Let me know if this clarifies a bit
Alfonso


Originally posted by Peter Dessen:

Hi, I have a qustions. In ROI-to-ROI results explorer, sometime I find the result of some regions does not correspond to that of other regions. For example, region A (source region) shows positive connectivity with region B (target region). But when I reverse the source and target region(now region A is target region & resign B is source region), it does not show positive connecitivty. Is it a bug of program? or Do I misunderstand something?  Now I'm confused to interpret the results. I appreciate if you help me.

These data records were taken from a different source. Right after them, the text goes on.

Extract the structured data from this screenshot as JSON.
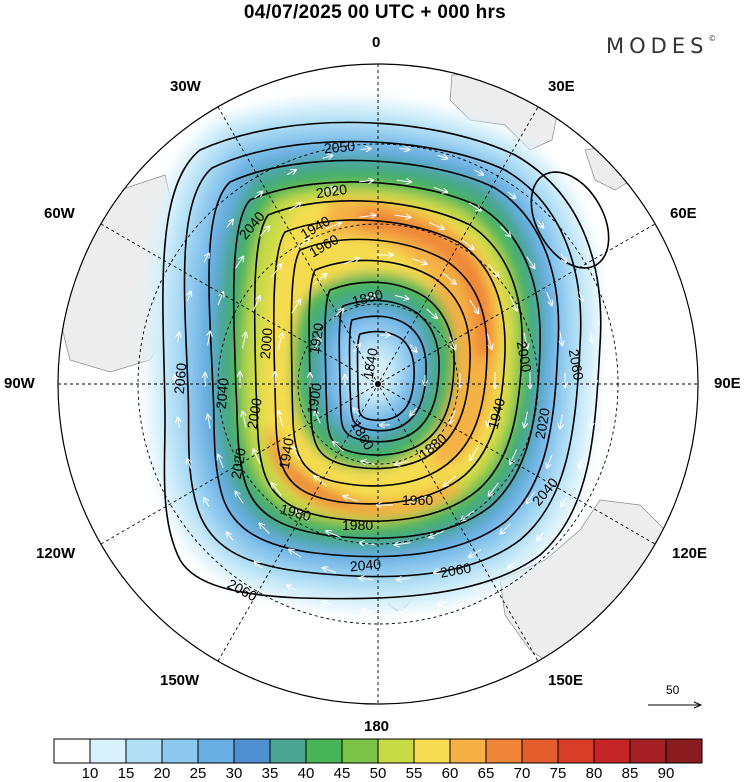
{
  "header": {
    "title": "04/07/2025  00 UTC  + 000 hrs",
    "brand": "MODES"
  },
  "longitude_labels": {
    "n0": "0",
    "e30": "30E",
    "e60": "60E",
    "e90": "90E",
    "e120": "120E",
    "e150": "150E",
    "s180": "180",
    "w150": "150W",
    "w120": "120W",
    "w90": "90W",
    "w60": "60W",
    "w30": "30W"
  },
  "contour_labels": {
    "c1840": "1840",
    "c1860": "1860",
    "c1880a": "1880",
    "c1880b": "1880",
    "c1900": "1900",
    "c1920": "1920",
    "c1940a": "1940",
    "c1940b": "1940",
    "c1940c": "1940",
    "c1960a": "1960",
    "c1960b": "1960",
    "c1980a": "1980",
    "c1980b": "1980",
    "c2000a": "2000",
    "c2000b": "2000",
    "c2000c": "2000",
    "c2020a": "2020",
    "c2020b": "2020",
    "c2020c": "2020",
    "c2040a": "2040",
    "c2040b": "2040",
    "c2040c": "2040",
    "c2040d": "2040",
    "c2050": "2050",
    "c2060a": "2060",
    "c2060b": "2060",
    "c2060c": "2060",
    "c2060d": "2060"
  },
  "reference_vector": {
    "label": "50"
  },
  "colorbar": {
    "tick_labels": [
      "10",
      "15",
      "20",
      "25",
      "30",
      "35",
      "40",
      "45",
      "50",
      "55",
      "60",
      "65",
      "70",
      "75",
      "80",
      "85",
      "90"
    ],
    "colors": [
      "#ffffff",
      "#d8f1fb",
      "#b3e0f6",
      "#8dc8ee",
      "#68aee2",
      "#4f8fcf",
      "#4aa593",
      "#48b559",
      "#7cc349",
      "#c6da46",
      "#f5dc50",
      "#f5b145",
      "#ee8537",
      "#e45d2c",
      "#d93c27",
      "#c42426",
      "#a51e24",
      "#8a1b1e"
    ]
  }
}
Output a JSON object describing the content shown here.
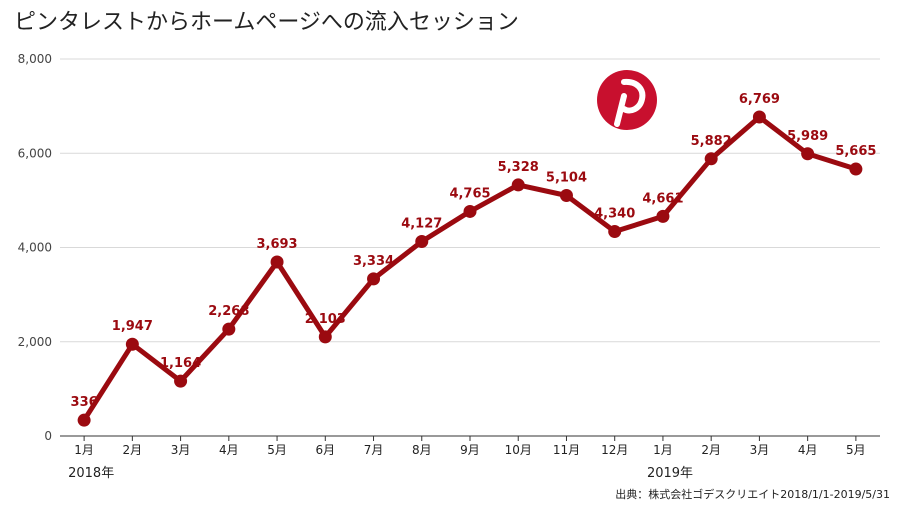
{
  "title": "ピンタレストからホームページへの流入セッション",
  "source": "出典：株式会社ゴデスクリエイト2018/1/1-2019/5/31",
  "year_labels": [
    "2018年",
    "2019年"
  ],
  "colors": {
    "line": "#9b0a10",
    "label": "#9b0a10",
    "grid": "#d9d9d9",
    "logo": "#c8102e"
  },
  "icon": "pinterest-logo-icon",
  "chart_data": {
    "type": "line",
    "categories": [
      "1月",
      "2月",
      "3月",
      "4月",
      "5月",
      "6月",
      "7月",
      "8月",
      "9月",
      "10月",
      "11月",
      "12月",
      "1月",
      "2月",
      "3月",
      "4月",
      "5月"
    ],
    "year_groups": [
      {
        "label": "2018年",
        "start": 0
      },
      {
        "label": "2019年",
        "start": 12
      }
    ],
    "values": [
      336,
      1947,
      1164,
      2268,
      3693,
      2103,
      3334,
      4127,
      4765,
      5328,
      5104,
      4340,
      4661,
      5882,
      6769,
      5989,
      5665
    ],
    "value_labels": [
      "336",
      "1,947",
      "1,164",
      "2,268",
      "3,693",
      "2,103",
      "3,334",
      "4,127",
      "4,765",
      "5,328",
      "5,104",
      "4,340",
      "4,661",
      "5,882",
      "6,769",
      "5,989",
      "5,665"
    ],
    "ylim": [
      0,
      8000
    ],
    "yticks": [
      0,
      2000,
      4000,
      6000,
      8000
    ],
    "ytick_labels": [
      "0",
      "2,000",
      "4,000",
      "6,000",
      "8,000"
    ],
    "grid": true,
    "legend": "none"
  }
}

Feb 12, 2012  03:02 PM | Peter Dessen
RE: Question: ROI-to-ROI results explorer
Hi Alfonso, 

Thank you very much! I cleary understand it. 

Kind regards, 

Peter
Originally posted by Alfonso Nieto-Castanon:
Hi Peter,

This condition might be due to the nature of the multiple-comparisons correction applied on the analysis results to determine the 'significance' of the results. If you are solely interested in the correlation between region A and region B (and this was your only test of interest) then you would determine the 'significance' of this result looking at the 'uncorrected p-value' of the ROI-to-ROI results (and this will be the same, whether you use A as source and B as target, or A as target and B as source). If, on the contrary, you are interested in the correlation between region A and *any* other region (e.g. you want to know whether there are *any* regions that are associated with a given a priori region A), then you would look at the 'FDR-corrected p-value' of the ROI-to-ROI results when using A as source and all other regions as targets. Because FDR is an adaptive method (e.g. the FDR-corrected p-value between region A and B depends not only on the association between A and B but also depends on all of the associations between region A and all other regions) it does not result in symmetric p-values (i.e. the FDR-corrected p-value between region A as source and region B as target is not the same as the FDR-corrected p-value between region B as source and region A as target, because the former depends on all of the associations between region A and all of the other regions, while the later depends on all of the associations between region B and all of the other regions). When interpreting your results just keep in mind that this FDR method (e.g. using a FDR-corrected p<.05 threshold) is set to guarantee that, among the resulting 'significant' effects for any given test, you can expect only 5% or less of these to be false positives. 

Let me know if this clarifies a bit
Alfonso


Originally posted by Peter Dessen:

Hi, I have a qustions. In ROI-to-ROI results explorer, sometime I find the result of some regions does not correspond to that of other regions. For example, region A (source region) shows positive connectivity with region B (target region). But when I reverse the source and target region(now region A is target region & resign B is source region), it does not show positive connecitivty. Is it a bug of program? or Do I misunderstand something?  Now I'm confused to interpret the results. I appreciate if you help me.